I was inside a church, it was an old church built around 1670-1680 and located adjacent to Santa Lucia Stazione at Venezia, Italia. That morning, I woke up early to prepare everything for my tour group and still had some time to spare before starting to explore Venezia (or Venice in English). When I walked thru that church, I realized that a mass had just begun, so I entered and sat on the last row bench.
In Italian, it is called Chiesa di Santa Maria di Nazareth, literally Church of Santa Maria of Nazaret, also locally known as Scalzi. As similar to other churches I had ever attended in Europe, mass like this is never full of people. But in Italy, churches are more popular since almost all Italian are Catholic. But weekday mass is as usual, mostly empty.
So that morning, I believed I was the youngest fellow in that mass, celebrated by a padre that was so old that he walked very slow. Less than twenty elders were praying in Italian voices, not loud, no music and no microphone. The one I remember until now is that host I received during communion was bigger in size compared to my usual mass in Jakarta, and also textured with Px symbol.
The padre looked at me suspiciously before giving that host, he might never seen Chinese looking guy with Catholic faith. No songs were sung during communion, and before concluding the mass, I had left the church and went back to Belle Epoque Hotel to catch my schedule. Getting out the front door, Grand Canal of Venice with gondoliers waiting for tourists just in front of the church. A peace of mind after attending eucharist in the most romantic place in Italy.
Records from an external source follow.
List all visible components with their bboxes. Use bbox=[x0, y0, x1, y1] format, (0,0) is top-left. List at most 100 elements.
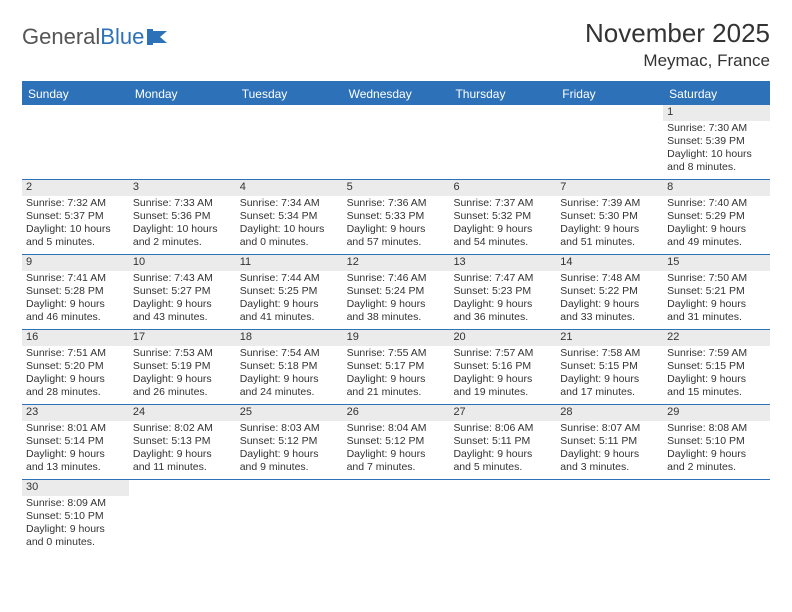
weekday-header: Monday bbox=[129, 83, 236, 105]
day-cell: 9Sunrise: 7:41 AMSunset: 5:28 PMDaylight… bbox=[22, 255, 129, 329]
daylight-text: Daylight: 9 hours and 11 minutes. bbox=[133, 448, 232, 474]
day-cell: 28Sunrise: 8:07 AMSunset: 5:11 PMDayligh… bbox=[556, 405, 663, 479]
day-cell bbox=[343, 105, 450, 179]
daylight-text: Daylight: 10 hours and 2 minutes. bbox=[133, 223, 232, 249]
day-cell: 26Sunrise: 8:04 AMSunset: 5:12 PMDayligh… bbox=[343, 405, 450, 479]
day-number: 18 bbox=[236, 330, 343, 346]
day-number: 25 bbox=[236, 405, 343, 421]
day-number: 24 bbox=[129, 405, 236, 421]
logo: GeneralBlue bbox=[22, 18, 168, 50]
day-cell bbox=[663, 480, 770, 554]
weeks-container: 1Sunrise: 7:30 AMSunset: 5:39 PMDaylight… bbox=[22, 105, 770, 554]
daylight-text: Daylight: 9 hours and 51 minutes. bbox=[560, 223, 659, 249]
sunrise-text: Sunrise: 7:59 AM bbox=[667, 347, 766, 360]
weekday-header: Tuesday bbox=[236, 83, 343, 105]
day-cell: 3Sunrise: 7:33 AMSunset: 5:36 PMDaylight… bbox=[129, 180, 236, 254]
day-cell bbox=[129, 480, 236, 554]
day-body: Sunrise: 7:43 AMSunset: 5:27 PMDaylight:… bbox=[129, 271, 236, 327]
week-row: 16Sunrise: 7:51 AMSunset: 5:20 PMDayligh… bbox=[22, 330, 770, 405]
sunset-text: Sunset: 5:37 PM bbox=[26, 210, 125, 223]
day-body: Sunrise: 8:04 AMSunset: 5:12 PMDaylight:… bbox=[343, 421, 450, 477]
day-cell: 7Sunrise: 7:39 AMSunset: 5:30 PMDaylight… bbox=[556, 180, 663, 254]
weekday-header: Saturday bbox=[663, 83, 770, 105]
logo-text-general: General bbox=[22, 24, 100, 50]
sunset-text: Sunset: 5:21 PM bbox=[667, 285, 766, 298]
daylight-text: Daylight: 9 hours and 46 minutes. bbox=[26, 298, 125, 324]
sunset-text: Sunset: 5:13 PM bbox=[133, 435, 232, 448]
day-number: 6 bbox=[449, 180, 556, 196]
day-body: Sunrise: 7:39 AMSunset: 5:30 PMDaylight:… bbox=[556, 196, 663, 252]
day-number: 3 bbox=[129, 180, 236, 196]
weekday-header: Wednesday bbox=[343, 83, 450, 105]
day-number: 26 bbox=[343, 405, 450, 421]
sunrise-text: Sunrise: 7:44 AM bbox=[240, 272, 339, 285]
day-cell: 23Sunrise: 8:01 AMSunset: 5:14 PMDayligh… bbox=[22, 405, 129, 479]
day-number: 1 bbox=[663, 105, 770, 121]
sunrise-text: Sunrise: 7:46 AM bbox=[347, 272, 446, 285]
sunset-text: Sunset: 5:27 PM bbox=[133, 285, 232, 298]
day-number: 8 bbox=[663, 180, 770, 196]
day-body: Sunrise: 7:33 AMSunset: 5:36 PMDaylight:… bbox=[129, 196, 236, 252]
day-number: 16 bbox=[22, 330, 129, 346]
day-body: Sunrise: 8:03 AMSunset: 5:12 PMDaylight:… bbox=[236, 421, 343, 477]
day-body: Sunrise: 7:55 AMSunset: 5:17 PMDaylight:… bbox=[343, 346, 450, 402]
day-cell bbox=[556, 480, 663, 554]
sunrise-text: Sunrise: 7:55 AM bbox=[347, 347, 446, 360]
day-cell bbox=[449, 480, 556, 554]
sunset-text: Sunset: 5:36 PM bbox=[133, 210, 232, 223]
sunset-text: Sunset: 5:34 PM bbox=[240, 210, 339, 223]
day-body: Sunrise: 7:36 AMSunset: 5:33 PMDaylight:… bbox=[343, 196, 450, 252]
day-number: 13 bbox=[449, 255, 556, 271]
day-number: 23 bbox=[22, 405, 129, 421]
day-number: 5 bbox=[343, 180, 450, 196]
sunrise-text: Sunrise: 7:37 AM bbox=[453, 197, 552, 210]
sunrise-text: Sunrise: 7:50 AM bbox=[667, 272, 766, 285]
day-cell: 6Sunrise: 7:37 AMSunset: 5:32 PMDaylight… bbox=[449, 180, 556, 254]
daylight-text: Daylight: 9 hours and 38 minutes. bbox=[347, 298, 446, 324]
weekday-header: Sunday bbox=[22, 83, 129, 105]
daylight-text: Daylight: 9 hours and 24 minutes. bbox=[240, 373, 339, 399]
sunrise-text: Sunrise: 7:32 AM bbox=[26, 197, 125, 210]
weekday-header: Friday bbox=[556, 83, 663, 105]
sunset-text: Sunset: 5:24 PM bbox=[347, 285, 446, 298]
day-body: Sunrise: 7:40 AMSunset: 5:29 PMDaylight:… bbox=[663, 196, 770, 252]
sunrise-text: Sunrise: 7:57 AM bbox=[453, 347, 552, 360]
sunset-text: Sunset: 5:14 PM bbox=[26, 435, 125, 448]
daylight-text: Daylight: 9 hours and 36 minutes. bbox=[453, 298, 552, 324]
sunset-text: Sunset: 5:19 PM bbox=[133, 360, 232, 373]
day-body: Sunrise: 8:01 AMSunset: 5:14 PMDaylight:… bbox=[22, 421, 129, 477]
day-body: Sunrise: 7:32 AMSunset: 5:37 PMDaylight:… bbox=[22, 196, 129, 252]
sunset-text: Sunset: 5:25 PM bbox=[240, 285, 339, 298]
sunrise-text: Sunrise: 7:30 AM bbox=[667, 122, 766, 135]
day-cell: 30Sunrise: 8:09 AMSunset: 5:10 PMDayligh… bbox=[22, 480, 129, 554]
sunrise-text: Sunrise: 8:03 AM bbox=[240, 422, 339, 435]
day-number: 14 bbox=[556, 255, 663, 271]
day-body: Sunrise: 7:57 AMSunset: 5:16 PMDaylight:… bbox=[449, 346, 556, 402]
sunrise-text: Sunrise: 7:34 AM bbox=[240, 197, 339, 210]
daylight-text: Daylight: 9 hours and 5 minutes. bbox=[453, 448, 552, 474]
day-cell: 18Sunrise: 7:54 AMSunset: 5:18 PMDayligh… bbox=[236, 330, 343, 404]
sunrise-text: Sunrise: 8:06 AM bbox=[453, 422, 552, 435]
day-cell: 15Sunrise: 7:50 AMSunset: 5:21 PMDayligh… bbox=[663, 255, 770, 329]
day-number: 22 bbox=[663, 330, 770, 346]
day-number: 12 bbox=[343, 255, 450, 271]
daylight-text: Daylight: 9 hours and 21 minutes. bbox=[347, 373, 446, 399]
sunset-text: Sunset: 5:11 PM bbox=[453, 435, 552, 448]
daylight-text: Daylight: 9 hours and 15 minutes. bbox=[667, 373, 766, 399]
daylight-text: Daylight: 9 hours and 26 minutes. bbox=[133, 373, 232, 399]
title-block: November 2025 Meymac, France bbox=[585, 18, 770, 71]
day-number: 2 bbox=[22, 180, 129, 196]
day-cell bbox=[343, 480, 450, 554]
day-body: Sunrise: 7:59 AMSunset: 5:15 PMDaylight:… bbox=[663, 346, 770, 402]
sunset-text: Sunset: 5:20 PM bbox=[26, 360, 125, 373]
week-row: 30Sunrise: 8:09 AMSunset: 5:10 PMDayligh… bbox=[22, 480, 770, 554]
day-body: Sunrise: 7:47 AMSunset: 5:23 PMDaylight:… bbox=[449, 271, 556, 327]
sunset-text: Sunset: 5:16 PM bbox=[453, 360, 552, 373]
daylight-text: Daylight: 9 hours and 9 minutes. bbox=[240, 448, 339, 474]
daylight-text: Daylight: 10 hours and 0 minutes. bbox=[240, 223, 339, 249]
daylight-text: Daylight: 9 hours and 0 minutes. bbox=[26, 523, 125, 549]
daylight-text: Daylight: 9 hours and 43 minutes. bbox=[133, 298, 232, 324]
day-body: Sunrise: 7:50 AMSunset: 5:21 PMDaylight:… bbox=[663, 271, 770, 327]
daylight-text: Daylight: 9 hours and 33 minutes. bbox=[560, 298, 659, 324]
week-row: 1Sunrise: 7:30 AMSunset: 5:39 PMDaylight… bbox=[22, 105, 770, 180]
Traveling during holiday doesn't mean you are having off-day from God. If I have time, then I'll try to find church, just for short praying or for complete mass. Same like when I traveled to Melaka, Malaysia, in 2008 during Good Friday, I celebrated the mass in the historic - postcard icon red church in Melaka, that is an Anglican Church. Or when I only had short hour visit to Paris Gothic Notre Dame Church, a quick stroll and glance at each chapel was enough.